Plaza History

The seed for this plaza was planted in 1995 when my husband purchased a paver for our home town memorial in Brillion, Wisconsin. We researched many sites throughout the Midwest and decided that if Brillion, population 2800, could have a memorial; Schertz, population 35,000 (at that time), certainly needed a memorial.
Our good friend, Mayor Earl Sawyer went with me to visit the current Mayor Hal Baldwin in April 2010 to see if Schertz could help us with a piece of land. This is the site we chose.

Mr. Eric White said he’d start us out with $10,000.00, council approved our efforts and we began our plans under the auspices of the VFW Post 8315. They agreed to sponsor us under their 501(c)3 plan so that we could raise tax free money. At first our committee met over breakfasts in various restaurants. In 2011 we became more formal and have had meetings every two weeks. Our membership changed and because we were building on city land, our sponsorship changed to the Parks and Recreation Foundation of Schertz.

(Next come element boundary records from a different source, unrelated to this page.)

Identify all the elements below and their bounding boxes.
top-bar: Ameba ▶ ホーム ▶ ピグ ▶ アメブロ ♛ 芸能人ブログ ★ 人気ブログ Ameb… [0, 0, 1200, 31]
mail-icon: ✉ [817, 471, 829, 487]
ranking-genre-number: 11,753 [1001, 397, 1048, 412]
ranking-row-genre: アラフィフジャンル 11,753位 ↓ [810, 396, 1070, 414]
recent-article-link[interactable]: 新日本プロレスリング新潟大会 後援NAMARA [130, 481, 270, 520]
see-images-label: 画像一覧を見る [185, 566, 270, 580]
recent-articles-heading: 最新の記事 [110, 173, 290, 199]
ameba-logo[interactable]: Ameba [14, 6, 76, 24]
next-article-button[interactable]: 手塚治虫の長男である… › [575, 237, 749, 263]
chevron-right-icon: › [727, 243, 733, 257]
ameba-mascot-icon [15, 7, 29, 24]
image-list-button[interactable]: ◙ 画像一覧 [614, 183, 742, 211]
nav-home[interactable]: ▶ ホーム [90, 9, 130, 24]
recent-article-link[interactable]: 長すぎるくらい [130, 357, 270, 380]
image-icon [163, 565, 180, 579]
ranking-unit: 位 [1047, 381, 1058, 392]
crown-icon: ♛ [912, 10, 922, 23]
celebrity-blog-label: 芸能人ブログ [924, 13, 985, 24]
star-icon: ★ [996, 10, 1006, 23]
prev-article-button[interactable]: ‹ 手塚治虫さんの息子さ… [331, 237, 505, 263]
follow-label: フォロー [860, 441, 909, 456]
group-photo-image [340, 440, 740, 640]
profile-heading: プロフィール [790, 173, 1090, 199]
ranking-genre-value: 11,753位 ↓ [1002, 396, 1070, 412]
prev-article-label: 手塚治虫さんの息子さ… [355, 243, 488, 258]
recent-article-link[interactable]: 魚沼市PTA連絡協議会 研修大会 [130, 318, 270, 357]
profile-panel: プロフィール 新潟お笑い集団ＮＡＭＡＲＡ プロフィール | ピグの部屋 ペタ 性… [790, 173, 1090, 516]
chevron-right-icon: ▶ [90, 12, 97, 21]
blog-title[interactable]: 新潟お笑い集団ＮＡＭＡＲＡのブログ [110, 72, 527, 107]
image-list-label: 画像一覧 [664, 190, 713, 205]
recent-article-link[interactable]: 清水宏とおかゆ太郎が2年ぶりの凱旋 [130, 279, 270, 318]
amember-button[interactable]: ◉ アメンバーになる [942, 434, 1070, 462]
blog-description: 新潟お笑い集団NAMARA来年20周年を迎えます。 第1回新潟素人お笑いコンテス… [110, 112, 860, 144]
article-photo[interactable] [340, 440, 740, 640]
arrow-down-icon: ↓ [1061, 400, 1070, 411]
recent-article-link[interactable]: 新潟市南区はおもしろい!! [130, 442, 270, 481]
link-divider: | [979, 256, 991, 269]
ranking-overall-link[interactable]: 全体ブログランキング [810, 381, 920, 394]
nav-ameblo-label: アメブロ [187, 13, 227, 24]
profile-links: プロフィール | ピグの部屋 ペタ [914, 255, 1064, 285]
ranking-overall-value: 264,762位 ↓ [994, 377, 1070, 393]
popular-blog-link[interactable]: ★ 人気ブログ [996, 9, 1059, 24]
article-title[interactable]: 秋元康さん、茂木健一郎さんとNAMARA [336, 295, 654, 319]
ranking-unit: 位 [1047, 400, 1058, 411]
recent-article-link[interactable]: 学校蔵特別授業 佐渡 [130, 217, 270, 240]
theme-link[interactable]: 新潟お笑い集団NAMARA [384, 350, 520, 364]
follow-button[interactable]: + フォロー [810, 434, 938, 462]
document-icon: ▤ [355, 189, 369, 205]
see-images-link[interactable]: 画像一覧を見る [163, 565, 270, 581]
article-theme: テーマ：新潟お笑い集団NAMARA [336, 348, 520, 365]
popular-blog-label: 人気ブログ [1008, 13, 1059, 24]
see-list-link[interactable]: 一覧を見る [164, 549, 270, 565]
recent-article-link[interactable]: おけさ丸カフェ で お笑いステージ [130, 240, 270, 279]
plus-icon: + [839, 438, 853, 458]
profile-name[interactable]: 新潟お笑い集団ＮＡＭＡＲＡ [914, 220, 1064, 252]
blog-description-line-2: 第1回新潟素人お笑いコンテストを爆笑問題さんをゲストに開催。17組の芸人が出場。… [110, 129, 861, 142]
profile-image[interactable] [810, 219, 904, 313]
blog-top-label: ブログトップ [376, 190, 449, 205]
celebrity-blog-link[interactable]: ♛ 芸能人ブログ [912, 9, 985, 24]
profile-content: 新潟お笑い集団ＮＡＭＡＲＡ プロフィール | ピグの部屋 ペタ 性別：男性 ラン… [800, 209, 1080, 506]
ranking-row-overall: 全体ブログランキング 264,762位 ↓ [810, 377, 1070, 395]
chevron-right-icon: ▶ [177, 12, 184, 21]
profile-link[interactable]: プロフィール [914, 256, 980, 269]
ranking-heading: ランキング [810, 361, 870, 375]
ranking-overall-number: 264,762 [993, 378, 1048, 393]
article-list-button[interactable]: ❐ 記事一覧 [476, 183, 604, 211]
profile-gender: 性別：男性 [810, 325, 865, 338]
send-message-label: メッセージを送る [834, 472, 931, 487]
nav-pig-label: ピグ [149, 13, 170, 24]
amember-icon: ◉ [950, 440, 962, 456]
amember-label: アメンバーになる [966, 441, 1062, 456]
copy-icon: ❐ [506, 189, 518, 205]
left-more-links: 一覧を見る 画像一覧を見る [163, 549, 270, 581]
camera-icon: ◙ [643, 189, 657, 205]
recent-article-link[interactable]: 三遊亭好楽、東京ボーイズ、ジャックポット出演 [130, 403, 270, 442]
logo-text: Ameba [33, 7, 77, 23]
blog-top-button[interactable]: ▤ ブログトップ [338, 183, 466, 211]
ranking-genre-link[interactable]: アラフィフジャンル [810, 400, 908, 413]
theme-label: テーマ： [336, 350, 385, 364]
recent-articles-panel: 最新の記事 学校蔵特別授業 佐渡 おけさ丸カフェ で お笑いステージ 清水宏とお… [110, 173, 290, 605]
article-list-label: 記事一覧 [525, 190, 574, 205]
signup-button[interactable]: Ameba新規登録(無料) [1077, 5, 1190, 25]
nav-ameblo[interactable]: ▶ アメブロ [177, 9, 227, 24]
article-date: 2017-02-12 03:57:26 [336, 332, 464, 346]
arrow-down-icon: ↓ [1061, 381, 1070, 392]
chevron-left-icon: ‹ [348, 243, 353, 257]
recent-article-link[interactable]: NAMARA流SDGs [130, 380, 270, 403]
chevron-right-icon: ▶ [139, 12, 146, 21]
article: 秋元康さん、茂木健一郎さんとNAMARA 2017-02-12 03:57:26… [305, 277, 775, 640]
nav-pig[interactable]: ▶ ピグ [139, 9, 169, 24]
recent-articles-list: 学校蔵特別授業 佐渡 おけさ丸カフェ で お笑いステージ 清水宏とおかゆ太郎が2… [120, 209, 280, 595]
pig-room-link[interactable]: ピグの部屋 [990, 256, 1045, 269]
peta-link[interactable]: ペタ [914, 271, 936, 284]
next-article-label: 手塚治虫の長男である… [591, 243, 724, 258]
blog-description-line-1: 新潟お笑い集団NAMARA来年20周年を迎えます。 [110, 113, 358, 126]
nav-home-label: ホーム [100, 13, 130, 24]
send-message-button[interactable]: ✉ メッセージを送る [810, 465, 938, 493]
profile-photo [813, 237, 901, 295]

As we raised more money, we could add more construction to the site. Different contractors helped us with donations of material and labor. GVEC granted us one of their Round-Up grants of $20,000.00 so we could purchase the granite monuments. The Information Technology Department of the city built our website, (www.veteransplaza.org), and people could see which items were needed to be purchased. That list was purchased by very patriotic people. Our committee has been blessed with the knowledge of professional engineers in Ramon Cook and Larry Dublin and by a professional landscape architect, Byron Nichols, who helped with our design idea for this plaza. They truly have done yeoman’s work helping us bring this plaza to fruition. Memorials have been donated and other people have contributed money, materials, and labor. The results are what you see.

We have included a paver for Rosie the Riveter and we have two sketches of “Kilroy Was Here” hidden on the premises. That sketch spread throughout our military like wildfire. In WWII, the GI’s made sure it went all over the world. It has become a symbol to them and is still used. One of our snipers sprayed it on the walls of Osama Bin Laden’s compound as they were leaving.

We hope that you have time to check out the plaza, read the plaques inside and realize that we are not yet finished. The purchase of pavers will be an ongoing process, carried on by the city. We received extra help from city labor but we did not have to come to the tax payers for any money for the plaza. We have always been a “Can Do” city and this was a “Can Do” project. We have infused a lot of dedication, energy, labor, and love into this respectful site for our veterans. We hope that you have found a place for pride, respect, honor and reflection for the contributions made to this country by our veterans. Please come often, filled with patriotic thoughts and use it for patriotic ceremonies. It is our gift to you.